Mom quickly bundled up two care parcels of freshly iced brownies for Aldus. “Here you go, dear,” she offered with honey persuasion. “Best get those over to your Ma right away, so they’re nice and warm for her.”
“Now?” Aldus had never been sent on his way so quickly. “What about Red Riding Hood?” He motioned at me in my crimson dressing gown. “She usually takes ’em to Ma.” “Oh, she would darling, but she has to go visit her father first. Didn’t you remember it’s Arty’s birthday? And you know your Ma’ll be waiting for them.”
Aldus had the good grace to look embarrassed. Dad’s still his best friend, despite having been locked up in the county jail for the last twelve years. “Oh, of course,” he lied. “Course I remembered. Gonna pop over to see him myself. Later.”

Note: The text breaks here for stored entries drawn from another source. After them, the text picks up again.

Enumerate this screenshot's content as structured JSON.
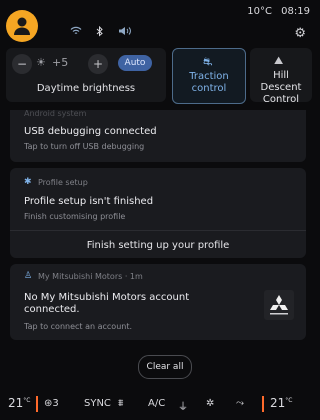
{
  "statusbar": {
    "temperature": "10°C",
    "time": "08:19",
    "icons": [
      "wifi-icon",
      "bluetooth-icon",
      "volume-icon",
      "settings-icon"
    ]
  },
  "quick_settings": {
    "brightness_step": "+5",
    "brightness_minus": "−",
    "brightness_plus": "+",
    "auto_label": "Auto",
    "brightness_label": "Daytime brightness",
    "traction_label": "Traction control",
    "hill_label": "Hill Descent Control"
  },
  "notifications": [
    {
      "source": "Android system",
      "title": "USB debugging connected",
      "subtitle": "Tap to turn off USB debugging"
    },
    {
      "source": "Profile setup",
      "title": "Profile setup isn't finished",
      "subtitle": "Finish customising profile",
      "action": "Finish setting up your profile"
    },
    {
      "source": "My Mitsubishi Motors · 1m",
      "title": "No My Mitsubishi Motors account connected.",
      "subtitle": "Tap to connect an account.",
      "logo_text": "MITSUBISHI MOTORS"
    }
  ],
  "clear_all": "Clear all",
  "bottom_bar": {
    "left_temp": "21",
    "left_temp_unit": "°C",
    "seat_level": "3",
    "sync": "SYNC",
    "ac": "A/C",
    "right_temp": "21",
    "right_temp_unit": "°C"
  },
  "colors": {
    "avatar": "#f5a623",
    "accent_blue": "#7fb2e8",
    "auto_badge": "#3f63a3",
    "temp_accent": "#ff6a2b"
  }
}
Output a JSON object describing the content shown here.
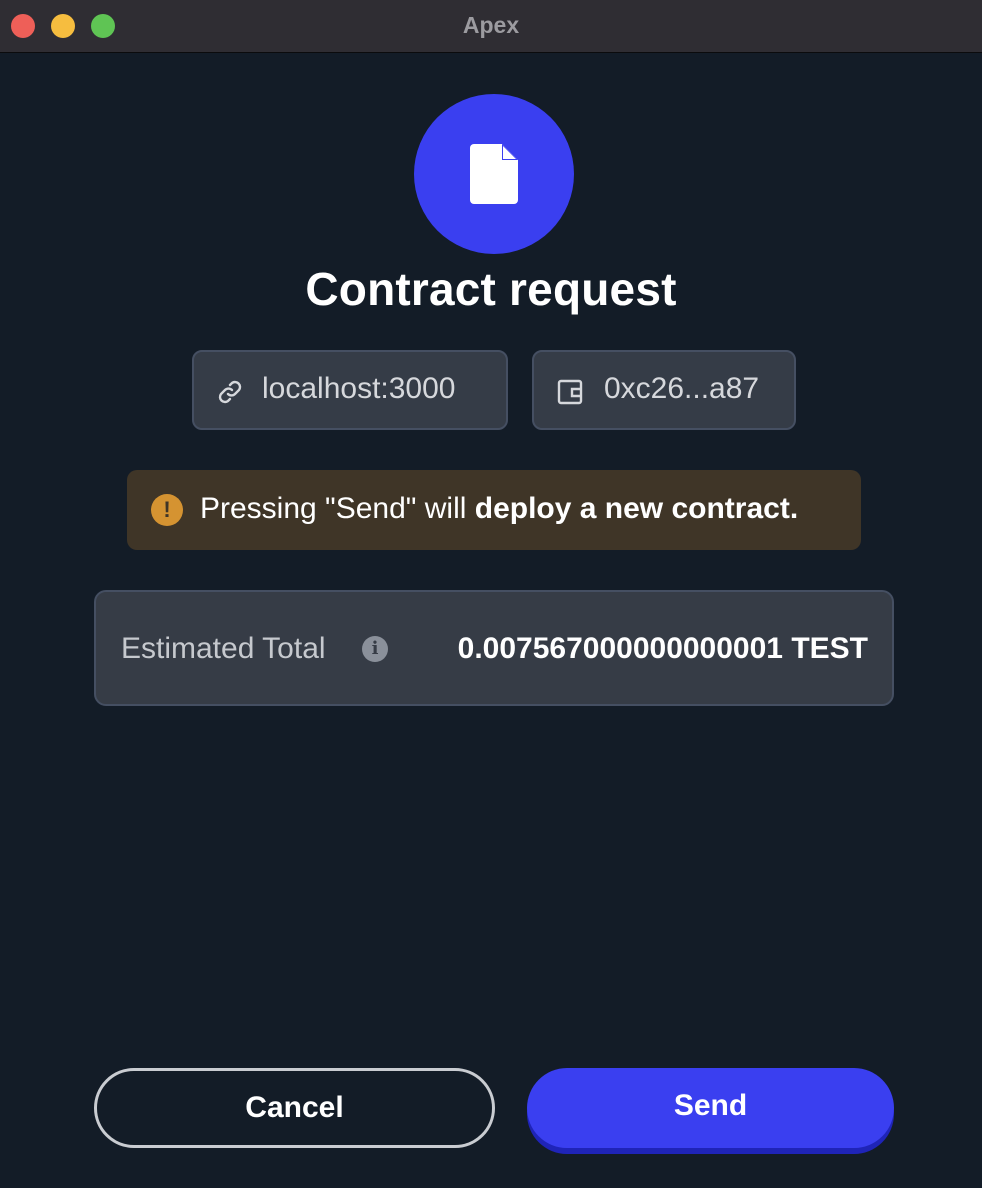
{
  "window": {
    "title": "Apex"
  },
  "header": {
    "title": "Contract request",
    "icon": "document-icon"
  },
  "chips": {
    "origin": {
      "icon": "link-icon",
      "label": "localhost:3000"
    },
    "account": {
      "icon": "wallet-icon",
      "label": "0xc26...a87"
    }
  },
  "warning": {
    "icon": "exclamation-icon",
    "text_prefix": "Pressing \"Send\" will ",
    "text_bold": "deploy a new contract."
  },
  "estimate": {
    "label": "Estimated Total",
    "info_icon": "info-icon",
    "value": "0.007567000000000001 TEST"
  },
  "actions": {
    "cancel_label": "Cancel",
    "send_label": "Send"
  },
  "colors": {
    "background": "#131c27",
    "accent": "#3a3ff0",
    "warning_bg": "#3f3527",
    "warning_icon": "#d59331"
  }
}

Aldus and Dad play a regular poker game at the jail, every Tuesday afternoon. It says something about Dirtwater that no-one bats an eyelid about the Sheriff and our most famous con being best buddies. Or about the con being the Mayor’s ex. Or the deputy being the daughter of said con and said mayor. I thought for a moment that maybe Dirtwater wasn’t such a parochial little shithole. Maybe Mom knew what she was doing when she chose it after all.
Aldus pried himself off the stool, moseying over to give Mom a quick peck on the cheek.
“Here you go.” She handed him the two parcels in a way that made him feel like the whole thing was his idea.